Correspondances pushes the boundaries of theatre and dance, mixing elements of both forms until it shatters the very idea of form itself. A startling meditation on gender, power, and personal experience, its ultimate meaning is difficult to fathom—but Correspondances is never less than mesmerizing.

Choreographed and performed by Kettly Noël and Nelisiwe Xaba, who have revolutionized modern dance in Africa, the piece has a loose framework inspired by their own experience. Two women, presumably based on themselves, meet after a long correspondence. They embrace, they talk, they dance. Boundaries are broken. The piece begins not with dance but with a monologue, in which a woman (Xaba) explains her morning ritual of getting ready for the day “so that when a man turns around, he has something worth looking at.” She dances as she talks, stretching her body in impossible poses while balancing on six-inch heels. Then, the house lights come up and another woman (Noël) enters through the audience, kissing random people on the cheek and girlishly waving as she bounds up to the stage with a suitcase. She playfully kisses Xaba on the cheek and then all over her body, until the kissing becomes seductive, then aggressive. A duet follows, in which the two women perform a dance of seduction and anger. They push, pull, arabesque, slow-dance, climb, and crawl as they traverse the stage.
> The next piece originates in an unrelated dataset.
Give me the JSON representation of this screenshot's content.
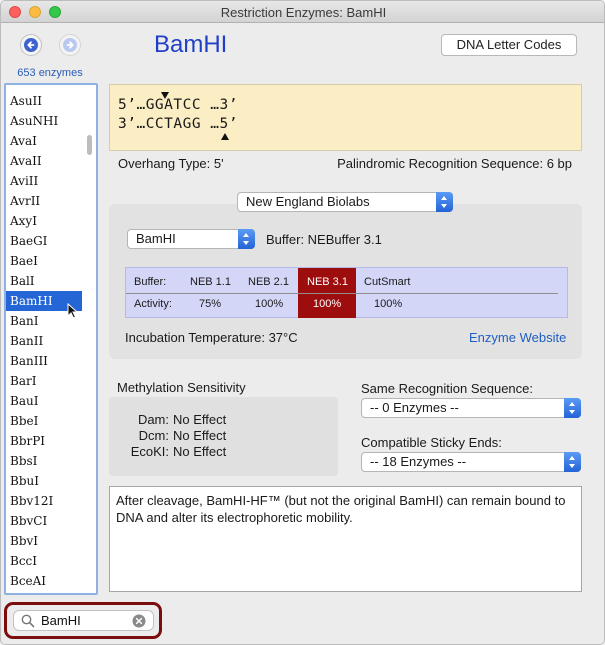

And so the evening goes. Dance melds with dialogue. Provocative statements are tossed out at random, toying with concepts of politics and gender. Xaba says she wants to “go forward…like Obama” instead of going backward “like Mugabe.” She says she wants to be “first world.” Noël delivers a monologue in French about being a sexy and sensual woman…then burps. Xaba dances an eerily beautiful duet with a white puppet. Both women dress up in frilly skirts and underpants to dance a girly routine to “Sweet Dreams (Are Made of This)” on top of a table. Then Xaba climbs under the table to drill Noël in basic ballet and modern dance steps, while Noël performs her own subversive choreography. Then comes the startling unforgettable conclusion (a surprise I won’t reveal here), at once a visual meditation on the nature of womanhood and the limits of language. It’s a suitably provocative end to a genre-pushing work.